Simon Templar heard most of the speech as Pietri and the British Nazi were dragging him roughly through the hall and out to the waiting car; and it rang in his ears like a jeering refrain through the short drive and the longer wait which followed. As he was dragged out of the car again and thrown into the big cabin monoplane which swooped out of the dark to land by the light of the Packard's headlamps he could still hear it. It was the bitterest torment that he had to bear. He had not only lost his fight and condemned Lady Valerie to the penalties of his own defeat, but Patricia and Peter and Hoppy and Orace were included in the price of his failure.

3

Simon could not guess exactly how long they flew, but since he knew approximately where they were going the time was of no great importance. He lay awkwardly in the space, behind the two bucket seats in which Bravache and Dumaire were sitting behind the pilot, where they had dumped him with no regard for his comfort, and Lady Valerie was huddled partly beside him and partly on his legs. They seemed to be sprawled all over each other, and it was impossible for them to move.

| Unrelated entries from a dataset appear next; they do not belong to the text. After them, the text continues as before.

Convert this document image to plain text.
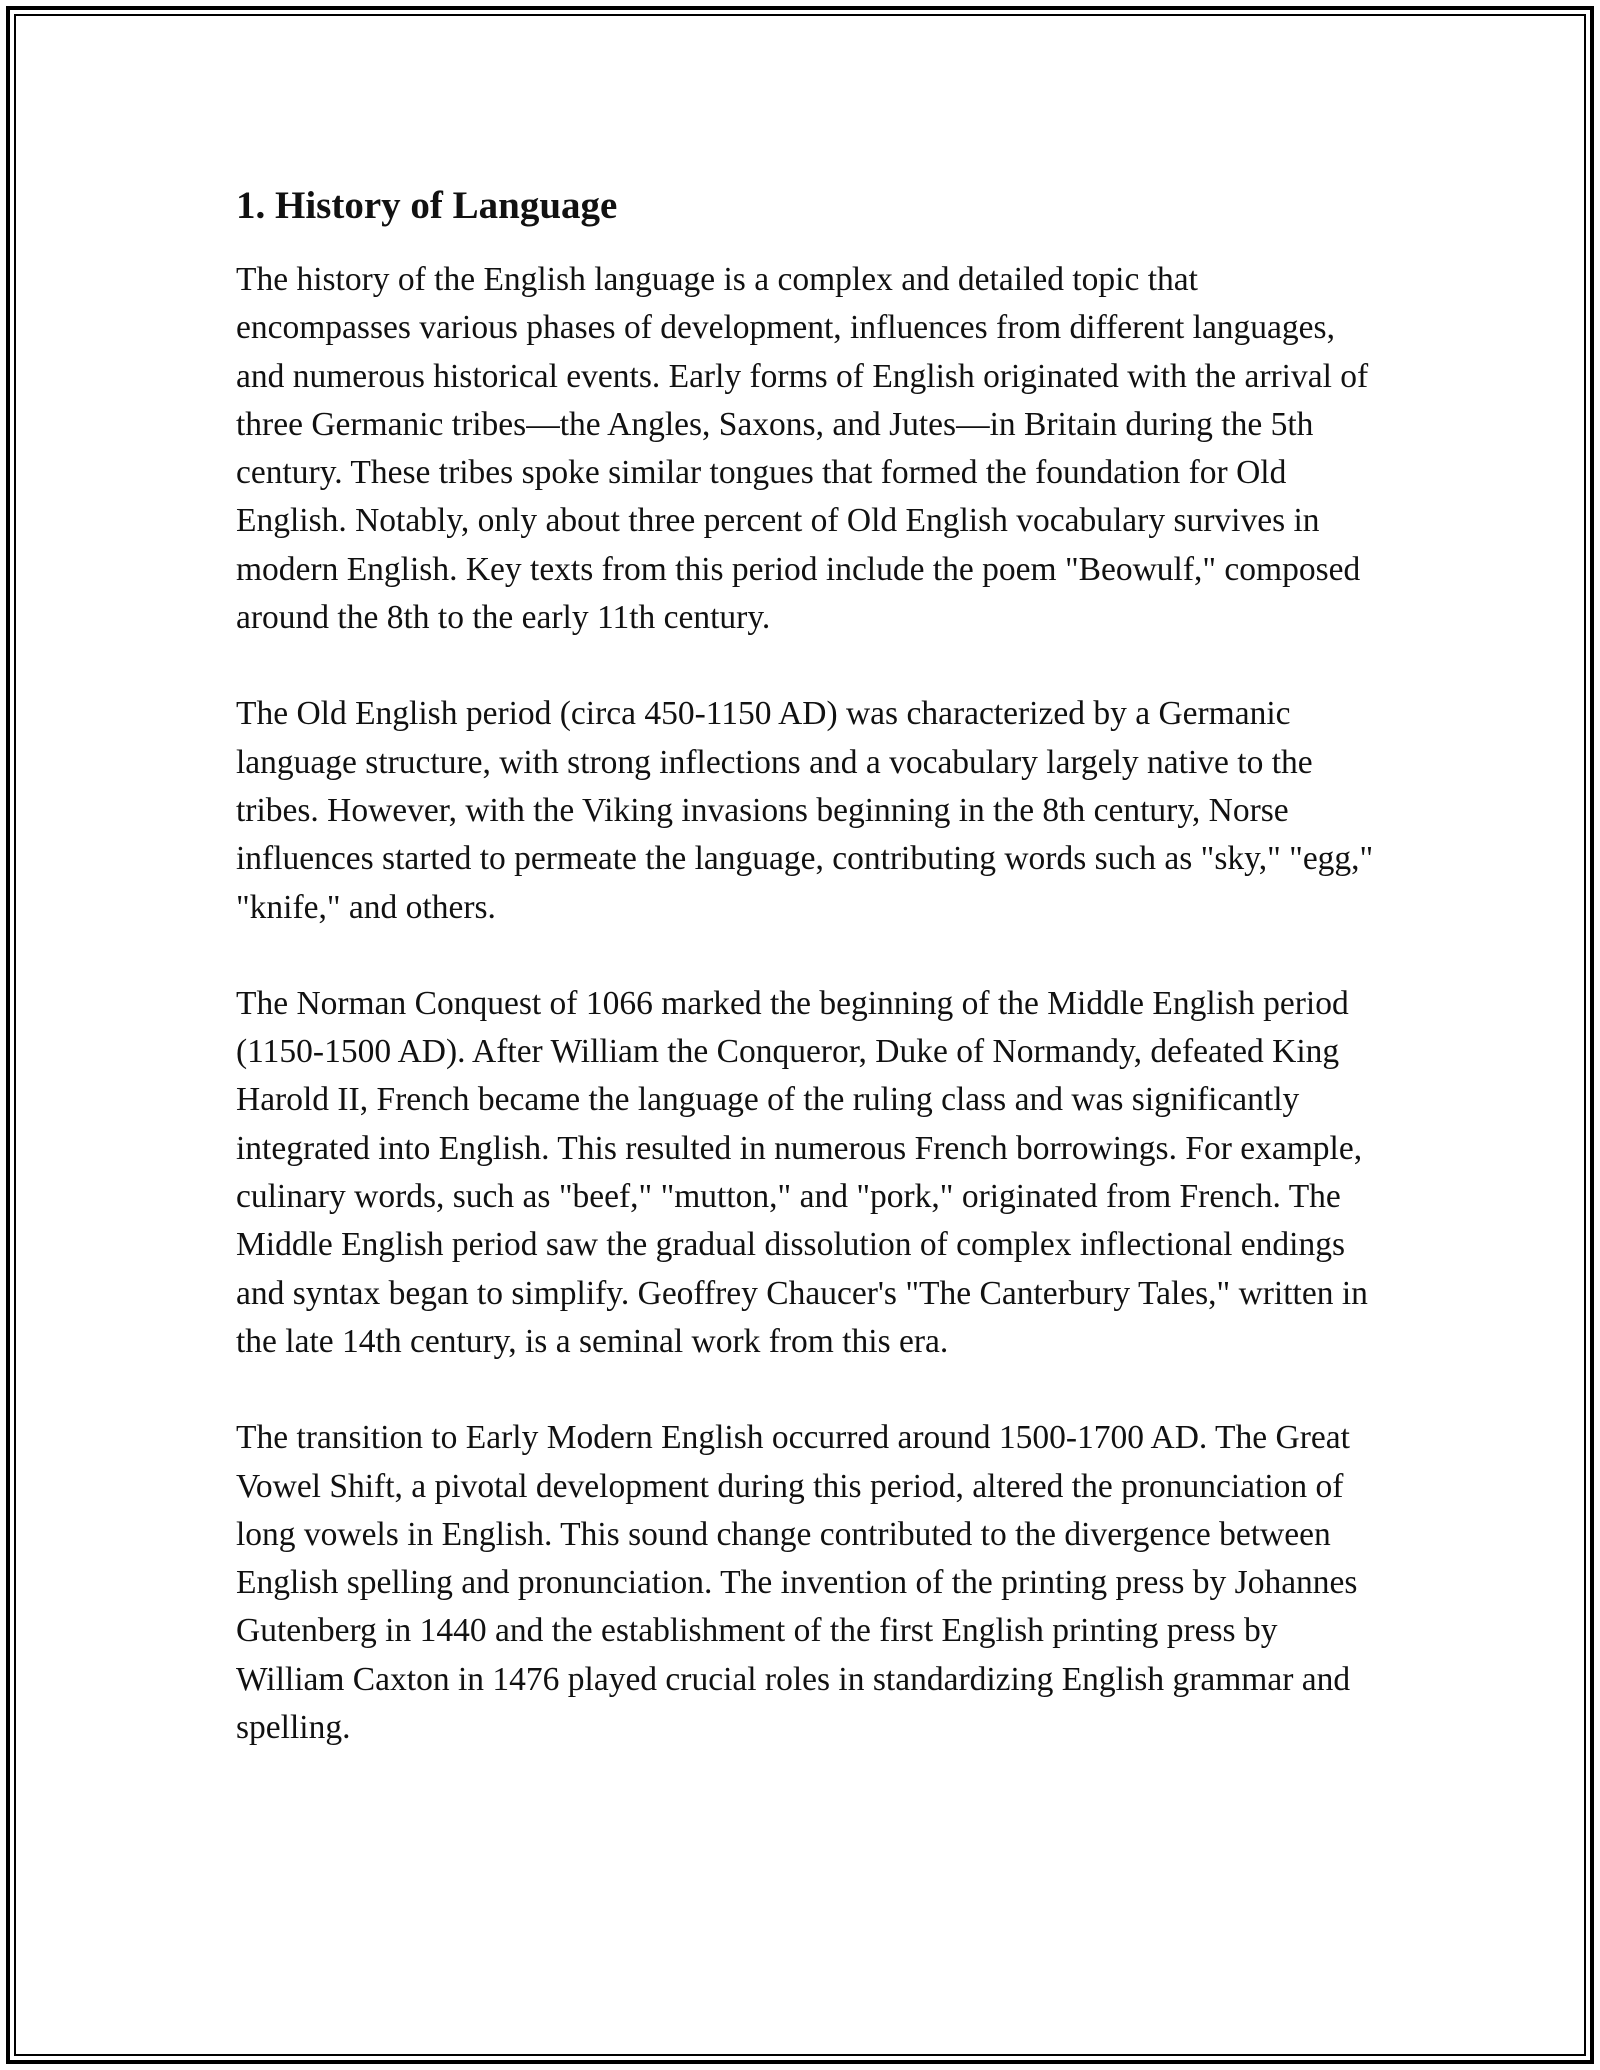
1. History of Language

The history of the English language is a complex and detailed topic that encompasses various phases of development, influences from different languages, and numerous historical events. Early forms of English originated with the arrival of three Germanic tribes—the Angles, Saxons, and Jutes—in Britain during the 5th century. These tribes spoke similar tongues that formed the foundation for Old English. Notably, only about three percent of Old English vocabulary survives in modern English. Key texts from this period include the poem "Beowulf," composed around the 8th to the early 11th century.

The Old English period (circa 450-1150 AD) was characterized by a Germanic language structure, with strong inflections and a vocabulary largely native to the tribes. However, with the Viking invasions beginning in the 8th century, Norse influences started to permeate the language, contributing words such as "sky," "egg," "knife," and others.

The Norman Conquest of 1066 marked the beginning of the Middle English period (1150-1500 AD). After William the Conqueror, Duke of Normandy, defeated King Harold II, French became the language of the ruling class and was significantly integrated into English. This resulted in numerous French borrowings. For example, culinary words, such as "beef," "mutton," and "pork," originated from French. The Middle English period saw the gradual dissolution of complex inflectional endings and syntax began to simplify. Geoffrey Chaucer's "The Canterbury Tales," written in the late 14th century, is a seminal work from this era.

The transition to Early Modern English occurred around 1500-1700 AD. The Great Vowel Shift, a pivotal development during this period, altered the pronunciation of long vowels in English. This sound change contributed to the divergence between English spelling and pronunciation. The invention of the printing press by Johannes Gutenberg in 1440 and the establishment of the first English printing press by William Caxton in 1476 played crucial roles in standardizing English grammar and spelling.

The girl did not try to speak any more, but at intervals he felt the violent shudders that ran through her.

At last the roar of the engine ceased and there was only the soft whirr of their wings gliding through the wind. After a while the engine snarled again in a couple of short bursts; then they hit the ground with a slight bump, settled, and trundled joltingly along with a creaking of undercarriage springs and the throaty drone of the engine turning at low speed. Then even that stopped. They were in France.

Men in a uniform of black riding breeches and shirts of horizon blue swarmed round the machine. Bravache and Dumaire got out; Simon and Lady Valerie were dragged out ungently after them. They felt the cool night air on their faces and had a brief glimpse of stars and a dim line of poplars somewhere in the distance; there was no sign of the lights or buildings of a regular airport. Then bandages were tied over their eyes and hands fumbled with the ropes on their ankles. With their legs freed, they were hustled away and pushed into another waiting car.

The drive that followed lasted about half an hour before the car stopped again. There was the sound of other footsteps round it, a brief mutter of voices. Then the Saint and Lady Valerie were hauled out again. Two men seized the Saint, one of them holding each of his arms. A voice said: "Allez!" Simon was shoved on. He tripped over a step, marched for some distance in devious directions over a stone or tiled floor, then he was halted. There was a pause, and he heard a faint click. They went on.

From the manner in which his guides huddled close to him, and from the dank cold smell of the air, they seemed to pass into a fairly narrow underground passage. Several footsteps rang and reverberated hollowly in the confined space.

The passage led steeply downwards then levelled off. Simon counted his steps. After twenty paces they turned sharply, and the passage seemed to widen. Thirty paces beyond the turn they stopped again, and there was a peculiar knocking and a brief delay while another door was opened. Simon was led through it, marched a few more paces, turned round a number of times and halted once more. The men who were holding his arms released him. He heard the same manoeuvres being repeated after him, and guessed that Valerie's steps were among them. There were other movements, and the almost inaudible swish of a heavy door being silently closed. The air seemed warmer, but there was the same damp tang in it. Then the blindfold was taken off his eyes, and he could look about him.

He seemed to be in a spacious underground cellar. It must have been part of a very old building, for even the warmth of an electric fire built into one wall could not altogether dissipate the damp chill which pervaded it. A large tricolour hung on the wall facing him, above a long table behind which stood three plain wooden chairs, the only furniture there was. There were various doors in all four walls, with nothing about them by which he could identify the one through which he had been brought in. He had been turned round enough while he was blindfolded to lose his bearings completely.